Back to all writing
System Design21 Jun 20263 min readIntermediate

Rate Limiter Design: Picking the Right Tradeoff

A grounded walkthrough of token bucket, leaky bucket, and sliding-window counters, with guidance on when each approach wins.

rate-limitingbackendscalability

Rate limiting looks simple until the requirements stop being simple. The system needs to feel fair, resist bursts when necessary, and stay cheap enough to enforce on every request. That means the right design depends on what you are optimizing for.

Clarify the policy first

Before touching data structures, define:

  • Is the limit per user, API key, IP, or tenant?
  • Do you want to allow short bursts?
  • Is occasional approximation acceptable?
  • What happens on rejection: hard fail, queue, or degrade?
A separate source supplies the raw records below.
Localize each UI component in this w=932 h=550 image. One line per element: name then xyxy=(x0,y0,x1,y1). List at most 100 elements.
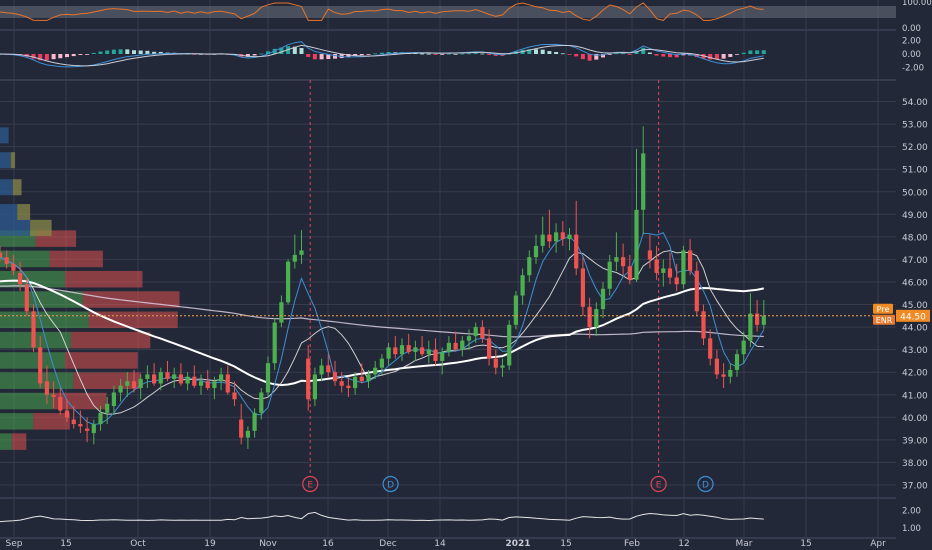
x-tick-label: Nov xyxy=(259,539,277,549)
candle-body xyxy=(433,349,438,361)
macd-histogram-bar xyxy=(299,48,304,54)
x-tick-label: 14 xyxy=(434,539,446,549)
x-tick-label: 19 xyxy=(204,539,216,549)
macd-histogram-bar xyxy=(641,47,646,54)
macd-histogram-bar xyxy=(326,54,331,60)
x-tick-label: 15 xyxy=(800,539,811,549)
macd-histogram-bar xyxy=(158,51,163,54)
volume-profile-down-bar xyxy=(33,413,70,430)
volume-profile-down-bar xyxy=(88,311,178,329)
candle-body xyxy=(621,257,626,267)
candle-body xyxy=(379,358,384,368)
earnings-marker xyxy=(302,475,319,493)
macd-histogram-bar xyxy=(721,54,726,59)
candle-body xyxy=(440,351,445,361)
candle-body xyxy=(185,376,190,384)
candle-body xyxy=(172,374,177,379)
y-tick-label: 38.00 xyxy=(902,459,928,469)
macd-histogram-bar xyxy=(78,54,83,55)
macd-pane xyxy=(0,41,766,68)
candle-body xyxy=(714,358,719,375)
macd-histogram-bar xyxy=(467,53,471,55)
volume-profile-up-bar xyxy=(0,127,9,144)
macd-histogram-bar xyxy=(694,54,699,58)
candle-body xyxy=(299,250,304,255)
candle-body xyxy=(286,261,291,303)
macd-histogram-bar xyxy=(607,54,612,55)
candle-body xyxy=(399,345,405,355)
volume-profile-down-bar xyxy=(11,433,27,450)
enr-tag-label: ENR xyxy=(876,316,893,325)
candle-body xyxy=(741,340,746,355)
candle-body xyxy=(614,257,619,262)
candle-body xyxy=(353,376,358,388)
rsi-band xyxy=(0,6,896,18)
macd-histogram-bar xyxy=(580,54,585,60)
enr-tag-box xyxy=(873,314,895,325)
macd-histogram-bar xyxy=(65,54,69,58)
candle-body xyxy=(594,309,599,328)
macd-histogram-bar xyxy=(567,54,572,55)
macd-histogram-bar xyxy=(634,51,639,54)
macd-histogram-bar xyxy=(714,54,719,60)
macd-histogram-bar xyxy=(312,54,317,60)
macd-histogram-bar xyxy=(560,53,565,55)
candle-body xyxy=(748,313,753,341)
candle-body xyxy=(232,392,237,400)
macd-histogram-bar xyxy=(91,52,96,54)
x-tick-label: Apr xyxy=(870,539,886,549)
earnings-marker-label: E xyxy=(656,481,662,491)
volume-profile-down-bar xyxy=(10,152,16,169)
candle-body xyxy=(192,376,197,386)
pre-tag-box xyxy=(873,303,893,314)
candle-body xyxy=(225,374,230,393)
macd-histogram-bar xyxy=(333,54,337,59)
candle-body xyxy=(694,270,699,312)
candles xyxy=(0,126,766,449)
macd-histogram-bar xyxy=(125,49,130,54)
x-tick-label: Dec xyxy=(379,539,396,549)
macd-histogram-bar xyxy=(373,53,378,55)
macd-histogram-bar xyxy=(554,52,559,54)
macd-histogram-bar xyxy=(132,50,136,54)
earnings-marker xyxy=(650,475,667,493)
y-tick-label: 37.00 xyxy=(902,481,928,491)
candle-body xyxy=(634,209,639,280)
candle-body xyxy=(453,342,458,350)
macd-histogram-bar xyxy=(668,54,672,58)
macd-histogram-bar xyxy=(145,50,150,54)
macd-histogram-bar xyxy=(755,50,760,54)
volume-profile-up-bar xyxy=(0,372,74,389)
y-tick-label: 41.00 xyxy=(902,391,928,401)
candle-body xyxy=(480,327,485,339)
candle-body xyxy=(654,259,659,273)
macd-histogram-bar xyxy=(420,53,425,55)
candle-body xyxy=(460,340,465,350)
volume-profile-down-bar xyxy=(49,250,103,268)
macd-histogram-bar xyxy=(647,52,652,54)
macd-histogram-bar xyxy=(31,54,36,59)
y-tick-label: 46.00 xyxy=(902,278,928,288)
candle-body xyxy=(198,381,204,386)
y-tick-label: 51.00 xyxy=(902,166,928,176)
macd-histogram-bar xyxy=(138,50,143,54)
macd-histogram-bar xyxy=(440,54,445,55)
macd-histogram-bar xyxy=(601,54,605,58)
y-tick-label: 44.00 xyxy=(902,324,928,334)
candle-body xyxy=(580,268,585,307)
candle-body xyxy=(587,306,592,328)
candle-body xyxy=(647,250,652,260)
y-tick-label: 40.00 xyxy=(902,414,928,424)
lower-indicator-line xyxy=(0,511,764,523)
macd-histogram-bar xyxy=(152,51,157,54)
candle-body xyxy=(708,338,713,359)
macd-histogram-bar xyxy=(574,54,579,57)
lower-indicator-tick-label: 2.00 xyxy=(902,506,921,516)
macd-histogram-bar xyxy=(98,51,103,54)
candle-body xyxy=(252,412,257,431)
x-tick-label: 15 xyxy=(60,539,71,549)
lower-indicator-pane xyxy=(0,511,764,523)
candle-body xyxy=(98,412,103,425)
These answers shape the algorithm much more than people expect.

Option 1: Token bucket

Token bucket is often the most practical default for APIs.

How it works

  • Tokens are added at a steady refill rate.
  • Each request consumes a token.
  • If no token remains, reject the request.

Why teams like it

  • Easy burst support
  • Predictable steady-state behavior
  • Compact state per key

Where it can hurt

  • Distributed refill logic needs care
  • Exact fairness across replicas is harder without centralized coordination

Option 2: Leaky bucket

Leaky bucket is better when you want smoother output.

The bucket drains at a fixed rate regardless of burstiness. That makes it useful when downstream systems need a steadier request shape, but it is less flexible than token bucket for user-facing API bursts.
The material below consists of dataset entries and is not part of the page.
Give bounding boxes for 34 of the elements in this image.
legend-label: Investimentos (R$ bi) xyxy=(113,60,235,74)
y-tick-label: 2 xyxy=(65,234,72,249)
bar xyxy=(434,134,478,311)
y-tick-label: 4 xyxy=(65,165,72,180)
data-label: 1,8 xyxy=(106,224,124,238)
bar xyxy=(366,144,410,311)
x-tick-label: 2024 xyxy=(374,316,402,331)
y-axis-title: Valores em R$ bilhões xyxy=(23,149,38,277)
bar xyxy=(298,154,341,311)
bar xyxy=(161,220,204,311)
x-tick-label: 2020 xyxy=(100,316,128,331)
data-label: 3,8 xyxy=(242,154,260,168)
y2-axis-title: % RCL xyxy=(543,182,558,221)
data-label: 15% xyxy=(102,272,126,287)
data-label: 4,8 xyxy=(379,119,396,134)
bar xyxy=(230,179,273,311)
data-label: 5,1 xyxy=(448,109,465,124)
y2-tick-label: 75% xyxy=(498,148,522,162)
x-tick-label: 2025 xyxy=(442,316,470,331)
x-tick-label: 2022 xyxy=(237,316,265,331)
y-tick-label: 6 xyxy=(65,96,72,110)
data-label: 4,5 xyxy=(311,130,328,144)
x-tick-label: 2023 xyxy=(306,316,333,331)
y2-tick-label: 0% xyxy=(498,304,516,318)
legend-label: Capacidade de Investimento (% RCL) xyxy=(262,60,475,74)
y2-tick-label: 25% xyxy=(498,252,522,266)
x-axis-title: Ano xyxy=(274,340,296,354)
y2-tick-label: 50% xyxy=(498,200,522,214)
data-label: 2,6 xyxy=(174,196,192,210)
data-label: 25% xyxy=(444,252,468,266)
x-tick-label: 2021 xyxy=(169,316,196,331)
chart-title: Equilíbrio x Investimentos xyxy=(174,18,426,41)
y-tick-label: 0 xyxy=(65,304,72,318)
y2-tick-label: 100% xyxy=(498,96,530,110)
Option 3: Sliding-window counter

This is a nice compromise when you want stronger fairness than fixed windows without storing every timestamp.

Instead of keeping all request times, you combine:

  • the current bucket count
  • the previous bucket count
  • the fraction of overlap with the previous window

That gives a weighted estimate that reduces boundary spikes.

Storage choices

In-memory

Good for:

  • single-node deployments
  • edge-local enforcement
  • low coordination needs

Weakness:

  • state disappears on restart
  • global consistency is weak

Redis

Good for:

  • centralized enforcement
  • atomic increments
  • TTL-based cleanup

Weakness:

  • network hop on the critical path
  • hot keys under extreme concentration

Interview framing

When asked to design a rate limiter, organize the answer like this:

  1. Define the policy and fairness model.
  2. Choose the algorithm that matches burst behavior.
  3. Decide where state lives.
  4. Explain scaling, fault tolerance, and observability.

Metrics worth exposing

You want visibility into:

  • accepted requests
  • rejected requests
  • top limited keys
  • clock skew issues
  • storage latency if using Redis or another shared store

A practical recommendation

If the problem is a general public API, token bucket with Redis-backed state is a strong baseline. It is intuitive, production-proven, and easy to explain in an interview. If strict smoothness matters more than burst tolerance, move toward leaky bucket.

Closing thought

Rate limiting is not about memorizing three named algorithms. It is about deciding what kind of unfairness you are willing to tolerate and what operational cost you are willing to pay for tighter control.